Пришлось сделать румынам по этому поводу 16 августа представление. Как и следовало ожидать, они отвечали, что их позиция неверно изложена японской печатью. Звучало это не очень убедительно..
В то же время все более остро ощущалось, что в отношениях с Румынией накапливается много неприятных проблем, которые не могут не оказывать негативного воздействия на их состояние. Конечно, все это были проблемы, типичные и для отношений с другими восточноевропейскими странами. Но от этого румынам было не легче. Подписав с нами 5 апреля новый договор, причем такой, на который не хотели идти другие восточноевропейские страны, румыны вскоре начали жаловаться, что в наших практических отношениях после этого ничего не изменилось к лучшему. Торговля по-прежнему не функционировала, ориентированные на экспорт продукции в СССР румынские предприятия работали на склад или простаивали. Росла безработица. Обещанные во время переговоров Горбачева с Илиеску объемы нефти и газа мы, в общем, поставляли, но румыны задерживали валютные платежи за них, ссылаясь, что советская сторона не закупает у них законтрактованные ранее промышленные и продовольственные товары и им неоткуда взять валюту на оплату наших энергоносителей.
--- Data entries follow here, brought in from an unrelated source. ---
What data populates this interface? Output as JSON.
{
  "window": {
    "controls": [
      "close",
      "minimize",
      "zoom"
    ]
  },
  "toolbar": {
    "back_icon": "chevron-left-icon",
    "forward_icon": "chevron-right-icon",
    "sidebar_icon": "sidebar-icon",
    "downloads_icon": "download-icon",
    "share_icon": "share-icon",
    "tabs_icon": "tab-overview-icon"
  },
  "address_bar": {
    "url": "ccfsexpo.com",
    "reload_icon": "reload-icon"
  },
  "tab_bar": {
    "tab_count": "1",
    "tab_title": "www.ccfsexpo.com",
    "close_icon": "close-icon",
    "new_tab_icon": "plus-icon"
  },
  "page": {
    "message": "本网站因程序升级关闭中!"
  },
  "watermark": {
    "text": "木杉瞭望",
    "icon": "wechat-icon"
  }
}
В правительстве СССР в ответ беспомощно разводили руками. Теперь у нас была свобода предприятий на внешнем рынке. Тот, кто производил и поставлял, в Румынию газ и нефть, хотел класть в свой карман заработанную валюту и вовсе не собирался делиться ею с теми, кто должен был закупать по заключенным контрактам в Румынии железнодорожные вагоны, вино, зерно и то есть Механизм перекачки валюты между советскими организациями, работающими на внешнем, рынке, перестал действовать, а у Кабинета министров не было прежней власти, чтобы скомандовать и поправить положение. Надо было искать экономические решения. Их не было, а тем временем отношения с Румынией и другими восточноевропейскими странами на этой почве все более обострялись.
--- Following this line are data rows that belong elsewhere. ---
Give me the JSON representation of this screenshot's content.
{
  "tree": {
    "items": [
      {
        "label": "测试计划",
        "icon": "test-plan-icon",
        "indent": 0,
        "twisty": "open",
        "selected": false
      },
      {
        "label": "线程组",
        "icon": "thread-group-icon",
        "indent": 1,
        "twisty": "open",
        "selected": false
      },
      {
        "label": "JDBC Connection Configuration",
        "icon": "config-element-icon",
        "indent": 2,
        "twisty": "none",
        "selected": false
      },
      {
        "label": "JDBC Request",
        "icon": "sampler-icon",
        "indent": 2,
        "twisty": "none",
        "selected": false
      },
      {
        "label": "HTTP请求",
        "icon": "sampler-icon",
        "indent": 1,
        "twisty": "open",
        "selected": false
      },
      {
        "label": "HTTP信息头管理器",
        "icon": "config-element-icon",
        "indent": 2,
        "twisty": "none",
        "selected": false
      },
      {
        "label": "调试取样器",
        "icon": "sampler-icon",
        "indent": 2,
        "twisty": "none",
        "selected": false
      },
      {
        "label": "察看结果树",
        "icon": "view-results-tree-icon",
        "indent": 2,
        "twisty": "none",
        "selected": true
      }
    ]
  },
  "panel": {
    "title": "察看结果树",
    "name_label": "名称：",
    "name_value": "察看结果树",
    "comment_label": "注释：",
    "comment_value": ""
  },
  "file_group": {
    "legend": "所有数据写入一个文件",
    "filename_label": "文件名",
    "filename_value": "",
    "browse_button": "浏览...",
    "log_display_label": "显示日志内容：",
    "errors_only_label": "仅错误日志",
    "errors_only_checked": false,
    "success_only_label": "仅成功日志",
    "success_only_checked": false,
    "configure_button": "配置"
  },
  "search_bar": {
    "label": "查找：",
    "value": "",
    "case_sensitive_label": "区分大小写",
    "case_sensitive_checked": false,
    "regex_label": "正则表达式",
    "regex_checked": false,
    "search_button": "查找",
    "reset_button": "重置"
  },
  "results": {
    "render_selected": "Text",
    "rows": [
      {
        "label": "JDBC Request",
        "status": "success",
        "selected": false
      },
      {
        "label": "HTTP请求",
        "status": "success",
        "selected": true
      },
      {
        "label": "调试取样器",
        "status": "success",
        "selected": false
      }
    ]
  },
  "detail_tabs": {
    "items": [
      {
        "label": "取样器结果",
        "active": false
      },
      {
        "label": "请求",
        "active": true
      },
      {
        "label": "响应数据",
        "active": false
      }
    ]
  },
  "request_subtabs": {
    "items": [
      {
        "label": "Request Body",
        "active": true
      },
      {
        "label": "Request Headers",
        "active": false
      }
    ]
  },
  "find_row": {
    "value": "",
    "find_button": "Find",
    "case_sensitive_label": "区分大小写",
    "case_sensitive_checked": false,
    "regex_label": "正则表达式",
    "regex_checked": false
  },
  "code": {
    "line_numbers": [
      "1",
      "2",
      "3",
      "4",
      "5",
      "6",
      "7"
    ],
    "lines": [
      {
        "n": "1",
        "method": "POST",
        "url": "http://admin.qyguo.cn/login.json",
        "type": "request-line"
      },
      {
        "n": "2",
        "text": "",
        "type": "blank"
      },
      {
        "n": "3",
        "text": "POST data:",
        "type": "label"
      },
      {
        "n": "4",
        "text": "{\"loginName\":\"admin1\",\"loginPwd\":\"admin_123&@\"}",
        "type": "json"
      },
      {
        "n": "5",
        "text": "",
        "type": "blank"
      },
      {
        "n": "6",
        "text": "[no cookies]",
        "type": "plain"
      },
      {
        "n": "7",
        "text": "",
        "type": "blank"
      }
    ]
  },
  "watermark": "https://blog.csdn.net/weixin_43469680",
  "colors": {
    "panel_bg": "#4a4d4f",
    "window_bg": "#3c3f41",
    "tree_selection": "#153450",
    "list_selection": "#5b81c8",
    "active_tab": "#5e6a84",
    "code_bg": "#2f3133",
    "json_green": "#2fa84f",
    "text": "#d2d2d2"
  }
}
Румынская сторона говорила также, что ратификации советско-румынского договора помогло бы, если бы произошли подвижки по другим вопросам, имеющим значение в их внутриполитических дискуссиях. Она настаивала на ускорении переговоров по экономической зоне вокруг острова Змеиный, интересовалась предметами румынской истории и культуры, которые могли попасть в Россию в 1916 году вместе с румынским золотом.
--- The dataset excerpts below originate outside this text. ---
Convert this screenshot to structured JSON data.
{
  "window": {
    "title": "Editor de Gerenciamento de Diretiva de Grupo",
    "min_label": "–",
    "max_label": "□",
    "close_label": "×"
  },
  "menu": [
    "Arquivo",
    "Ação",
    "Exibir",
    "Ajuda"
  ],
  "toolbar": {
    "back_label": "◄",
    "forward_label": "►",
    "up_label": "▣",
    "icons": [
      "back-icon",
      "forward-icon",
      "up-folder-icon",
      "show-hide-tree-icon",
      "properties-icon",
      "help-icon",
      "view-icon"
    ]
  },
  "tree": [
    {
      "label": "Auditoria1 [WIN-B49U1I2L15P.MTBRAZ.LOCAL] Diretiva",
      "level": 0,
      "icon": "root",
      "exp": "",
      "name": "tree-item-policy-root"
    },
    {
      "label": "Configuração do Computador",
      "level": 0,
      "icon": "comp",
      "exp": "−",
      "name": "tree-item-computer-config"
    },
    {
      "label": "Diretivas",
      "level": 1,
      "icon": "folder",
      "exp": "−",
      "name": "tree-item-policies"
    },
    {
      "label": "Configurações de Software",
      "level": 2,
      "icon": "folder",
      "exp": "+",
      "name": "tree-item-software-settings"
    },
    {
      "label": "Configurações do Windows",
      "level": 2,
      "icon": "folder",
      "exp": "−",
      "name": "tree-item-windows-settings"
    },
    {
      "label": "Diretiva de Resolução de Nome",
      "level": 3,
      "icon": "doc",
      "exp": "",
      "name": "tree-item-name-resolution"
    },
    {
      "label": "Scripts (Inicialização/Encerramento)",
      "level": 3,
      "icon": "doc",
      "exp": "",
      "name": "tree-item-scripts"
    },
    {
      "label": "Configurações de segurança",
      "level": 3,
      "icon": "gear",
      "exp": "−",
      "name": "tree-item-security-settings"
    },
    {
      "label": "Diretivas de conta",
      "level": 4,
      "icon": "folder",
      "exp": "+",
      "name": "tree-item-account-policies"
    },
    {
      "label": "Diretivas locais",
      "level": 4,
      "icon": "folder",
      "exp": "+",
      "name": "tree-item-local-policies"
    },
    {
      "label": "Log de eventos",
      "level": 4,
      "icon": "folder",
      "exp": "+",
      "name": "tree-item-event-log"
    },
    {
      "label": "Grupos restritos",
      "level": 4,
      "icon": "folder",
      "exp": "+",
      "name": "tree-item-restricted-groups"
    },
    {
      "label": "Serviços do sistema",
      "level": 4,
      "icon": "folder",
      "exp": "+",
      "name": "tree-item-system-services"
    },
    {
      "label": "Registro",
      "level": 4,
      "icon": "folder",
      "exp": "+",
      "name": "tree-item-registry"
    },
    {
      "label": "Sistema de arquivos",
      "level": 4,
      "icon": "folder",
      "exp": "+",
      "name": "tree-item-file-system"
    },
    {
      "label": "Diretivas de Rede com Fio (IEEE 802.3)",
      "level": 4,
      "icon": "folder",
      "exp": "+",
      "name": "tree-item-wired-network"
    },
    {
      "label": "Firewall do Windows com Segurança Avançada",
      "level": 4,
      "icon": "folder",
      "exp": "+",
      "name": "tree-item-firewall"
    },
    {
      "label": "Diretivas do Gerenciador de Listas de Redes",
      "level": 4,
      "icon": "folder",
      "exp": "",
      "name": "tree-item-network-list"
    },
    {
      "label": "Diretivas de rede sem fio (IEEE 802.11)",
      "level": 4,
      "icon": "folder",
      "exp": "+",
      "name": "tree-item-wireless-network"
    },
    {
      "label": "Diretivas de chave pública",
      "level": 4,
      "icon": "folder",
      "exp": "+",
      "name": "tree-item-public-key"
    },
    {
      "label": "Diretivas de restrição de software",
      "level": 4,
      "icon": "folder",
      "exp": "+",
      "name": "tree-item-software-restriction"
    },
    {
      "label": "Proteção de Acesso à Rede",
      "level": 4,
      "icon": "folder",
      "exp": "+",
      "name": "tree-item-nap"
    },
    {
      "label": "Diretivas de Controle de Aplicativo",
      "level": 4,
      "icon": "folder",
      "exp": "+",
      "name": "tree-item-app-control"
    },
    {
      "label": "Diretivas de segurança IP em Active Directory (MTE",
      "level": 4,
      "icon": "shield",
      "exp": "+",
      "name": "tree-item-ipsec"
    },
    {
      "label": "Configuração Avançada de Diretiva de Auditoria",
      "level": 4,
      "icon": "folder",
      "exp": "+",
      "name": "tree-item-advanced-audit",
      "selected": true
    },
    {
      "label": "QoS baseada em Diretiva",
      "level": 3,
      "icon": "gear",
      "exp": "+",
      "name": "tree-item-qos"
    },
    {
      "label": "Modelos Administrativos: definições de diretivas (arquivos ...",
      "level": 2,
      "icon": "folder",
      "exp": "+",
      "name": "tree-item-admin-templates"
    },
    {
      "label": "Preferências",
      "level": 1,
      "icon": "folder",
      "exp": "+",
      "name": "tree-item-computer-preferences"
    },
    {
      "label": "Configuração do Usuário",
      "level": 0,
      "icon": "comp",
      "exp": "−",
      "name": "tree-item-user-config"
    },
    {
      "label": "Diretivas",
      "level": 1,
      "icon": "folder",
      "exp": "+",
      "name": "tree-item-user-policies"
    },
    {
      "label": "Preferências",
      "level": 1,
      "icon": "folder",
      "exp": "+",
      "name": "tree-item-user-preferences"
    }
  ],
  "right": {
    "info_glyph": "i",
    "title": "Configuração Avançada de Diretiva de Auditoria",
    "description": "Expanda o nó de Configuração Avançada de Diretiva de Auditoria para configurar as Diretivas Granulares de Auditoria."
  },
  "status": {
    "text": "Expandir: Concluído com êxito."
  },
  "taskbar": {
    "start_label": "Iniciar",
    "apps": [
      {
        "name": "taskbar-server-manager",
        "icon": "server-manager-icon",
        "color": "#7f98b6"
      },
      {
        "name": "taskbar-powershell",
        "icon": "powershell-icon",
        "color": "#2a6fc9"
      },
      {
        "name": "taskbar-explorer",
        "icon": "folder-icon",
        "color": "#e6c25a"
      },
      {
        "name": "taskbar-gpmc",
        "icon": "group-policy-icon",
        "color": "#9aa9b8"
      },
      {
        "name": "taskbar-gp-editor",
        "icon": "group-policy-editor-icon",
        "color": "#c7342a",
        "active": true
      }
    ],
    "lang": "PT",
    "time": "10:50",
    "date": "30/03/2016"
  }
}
Поскольку все это так или иначе привязывалось к теме ратификации советско-румынского договора, в этом был, конечно, элемент политической игры и нажима. Но в то же время было ясно, что эти вопросы требовали решения по существу, а значит, деловых, предметных переговоров. Была необходима встреча премьер-министров обеих стран, вопрос о которой не раз уже ставился с румынской стороны.
Согласие на эту встречу удалось подучить 17 августа, но из-за последовавших событий она не смогла состояться. Ничто, однако, не предвещало наступления этих событий. Шла обычная работа, согласование бумаг между ведомствами, отправка их на юг на рассмотрение президенту. Я уже готовился к отпуску, получив согласие министра на двухнедельный отдых начиная с 1 сентября.
18 августа я провел на даче, вернувшись к вечеру в Москву. С утра в злосчастный день 19 августа готовившая на кухне завтрак жена включила телевизор и через некоторое время позвала меня послушать какие-то, как она сказала, странные сообщения. Чертыхнувшись, я пошел к телевизору.
Явно смущенный, запинающийся диктор читал один из документов ГКЧП. Из того, что он говорил, было ясно, что вводится чрезвычайное положение. Опять что-то похожее на 28 марта, подумал я и стал слушать дальше. Передаваемые документы исходили практически от всего высшего руководства СССР — вице-президента, премьера, министра обороны, председателя КГБ. М. С. Горбачев якобы был болен.
Через некоторое время зазвонил телефон. Из секретариата министра меня просили поторопиться с выездом на работу, так как министр ждал меня. Странно, опять подумал я, откуда взялся министр. Ведь он только что уехал в Белоруссию. Сам его на вокзале провожал. Тем не менее решил дослушать телевизор, но он вскоре начал передавать классическую музыку.